Clear agent.upgrade_attempts on upgrade complete #4528

jillguyonnet · 2025-02-28T11:52:16Z

What is the problem this PR solves?

elastic/kibana#212744 adds retry logic to the task that automatically ugprades agents. Agents that were upgraded through this task have their new upgrade_attempts property populated. It is missing a way to clear this property when the upgrade completes successfully.

How does this PR solve the problem?

The change in this PR clears upgrade_attempts when the upgrade details of the agent get into UPG_WATCHING state and are processed in handleCheckin.

How to test this PR locally

This should be tested alongside elastic/kibana#212744 (or after it is merged - this is fine, since automatic upgrades are currently behind the enableAutomaticAgentUpgrades feature flag). With this change, agents upgraded through the automatic upgrade task should have their upgrade_attempts property set to null when the upgrade is successful.

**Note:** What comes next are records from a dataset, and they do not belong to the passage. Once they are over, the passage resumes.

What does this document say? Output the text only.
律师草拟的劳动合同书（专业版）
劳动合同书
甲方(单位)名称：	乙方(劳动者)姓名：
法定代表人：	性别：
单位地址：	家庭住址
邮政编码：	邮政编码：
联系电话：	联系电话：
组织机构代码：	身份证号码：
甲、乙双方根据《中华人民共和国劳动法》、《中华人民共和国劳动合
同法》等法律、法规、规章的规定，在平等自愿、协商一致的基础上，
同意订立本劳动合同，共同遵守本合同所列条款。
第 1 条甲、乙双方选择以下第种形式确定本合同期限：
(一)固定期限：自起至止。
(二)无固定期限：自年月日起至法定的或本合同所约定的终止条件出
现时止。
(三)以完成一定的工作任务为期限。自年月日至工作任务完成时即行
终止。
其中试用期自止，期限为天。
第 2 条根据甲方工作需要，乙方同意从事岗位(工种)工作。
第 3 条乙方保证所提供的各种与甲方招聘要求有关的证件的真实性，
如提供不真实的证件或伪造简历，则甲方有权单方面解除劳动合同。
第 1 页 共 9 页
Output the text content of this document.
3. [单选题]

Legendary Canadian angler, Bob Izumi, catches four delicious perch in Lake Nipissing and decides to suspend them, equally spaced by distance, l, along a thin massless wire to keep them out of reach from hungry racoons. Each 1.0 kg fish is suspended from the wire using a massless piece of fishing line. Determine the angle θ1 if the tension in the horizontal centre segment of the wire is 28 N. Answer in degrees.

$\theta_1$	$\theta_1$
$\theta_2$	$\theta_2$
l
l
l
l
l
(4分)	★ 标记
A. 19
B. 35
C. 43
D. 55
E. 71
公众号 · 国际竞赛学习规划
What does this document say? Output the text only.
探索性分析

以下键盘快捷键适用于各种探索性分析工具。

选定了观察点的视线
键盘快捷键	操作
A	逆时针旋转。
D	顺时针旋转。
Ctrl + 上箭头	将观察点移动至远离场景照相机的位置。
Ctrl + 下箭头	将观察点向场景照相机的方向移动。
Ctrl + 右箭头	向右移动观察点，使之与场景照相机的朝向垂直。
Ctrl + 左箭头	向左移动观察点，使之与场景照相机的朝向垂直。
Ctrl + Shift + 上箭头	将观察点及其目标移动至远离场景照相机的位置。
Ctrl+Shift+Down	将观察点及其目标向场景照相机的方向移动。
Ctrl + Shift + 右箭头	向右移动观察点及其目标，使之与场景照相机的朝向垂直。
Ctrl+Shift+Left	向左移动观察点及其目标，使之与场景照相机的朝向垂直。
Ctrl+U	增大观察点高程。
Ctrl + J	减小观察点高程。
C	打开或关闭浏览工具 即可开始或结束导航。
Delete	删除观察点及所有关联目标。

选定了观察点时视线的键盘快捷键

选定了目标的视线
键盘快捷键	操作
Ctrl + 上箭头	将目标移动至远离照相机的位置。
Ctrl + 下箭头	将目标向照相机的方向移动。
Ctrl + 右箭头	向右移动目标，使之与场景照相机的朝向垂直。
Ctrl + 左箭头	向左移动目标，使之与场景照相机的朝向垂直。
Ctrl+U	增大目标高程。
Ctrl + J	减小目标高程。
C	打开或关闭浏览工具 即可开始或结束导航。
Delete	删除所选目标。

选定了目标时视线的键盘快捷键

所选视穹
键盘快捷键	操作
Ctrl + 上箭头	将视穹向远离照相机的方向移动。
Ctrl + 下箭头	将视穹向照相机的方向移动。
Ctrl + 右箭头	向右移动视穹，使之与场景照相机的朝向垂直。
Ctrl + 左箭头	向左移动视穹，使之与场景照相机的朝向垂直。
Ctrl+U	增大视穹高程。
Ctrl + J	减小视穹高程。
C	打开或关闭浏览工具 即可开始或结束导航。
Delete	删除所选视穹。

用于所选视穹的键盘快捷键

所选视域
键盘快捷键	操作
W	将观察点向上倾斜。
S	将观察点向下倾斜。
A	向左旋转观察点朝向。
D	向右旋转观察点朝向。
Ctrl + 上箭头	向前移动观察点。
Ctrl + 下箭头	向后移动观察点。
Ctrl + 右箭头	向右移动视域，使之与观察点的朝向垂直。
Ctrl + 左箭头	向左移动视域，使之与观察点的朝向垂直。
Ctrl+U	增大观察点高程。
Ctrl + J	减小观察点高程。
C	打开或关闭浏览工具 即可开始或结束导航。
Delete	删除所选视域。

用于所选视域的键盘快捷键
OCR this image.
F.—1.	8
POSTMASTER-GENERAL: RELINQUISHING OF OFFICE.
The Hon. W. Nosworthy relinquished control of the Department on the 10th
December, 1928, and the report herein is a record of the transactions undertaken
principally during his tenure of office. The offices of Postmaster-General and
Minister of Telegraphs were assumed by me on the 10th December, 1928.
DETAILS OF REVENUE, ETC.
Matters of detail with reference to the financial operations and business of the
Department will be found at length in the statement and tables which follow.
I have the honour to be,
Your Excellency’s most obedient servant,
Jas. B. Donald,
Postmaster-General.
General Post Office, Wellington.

Testing should also validate that upgrade_attempts stays set if the upgrade failed, e.g. after requesting an upgrade to an invalid version.

Design Checklist

I have ensured my design is stateless and will work when multiple fleet-server instances are behind a load balancer.
I have or intend to scale test my changes, ensuring it will work reliably with 100K+ agents connected.
I have included fail safe mechanisms to limit the load on fleet-server: rate limiting, circuit breakers, caching, load shedding, etc.

Checklist

I have commented my code, particularly in hard-to-understand areas
I have made corresponding changes to the documentation
I have made corresponding change to the default configuration files
I have added tests that prove my fix is effective or that my feature works
I have added an entry in ./changelog/fragments using the changelog tool

Related issues

Relates https://github.com/elastic/ingest-dev/issues/4720

mergify · 2025-02-28T11:52:52Z

This pull request does not have a backport label. Could you fix it @jillguyonnet? 🙏
To fixup this pull request, you need to add the backport labels for the needed
branches, such as:

backport-./d./d is the label to automatically backport to the 8./d branch. /d is the digit
backport-active-all is the label that automatically backports to all active branches.
backport-active-8 is the label that automatically backports to all active minor branches for the 8 major.
backport-active-9 is the label that automatically backports to all active minor branches for the 9 major.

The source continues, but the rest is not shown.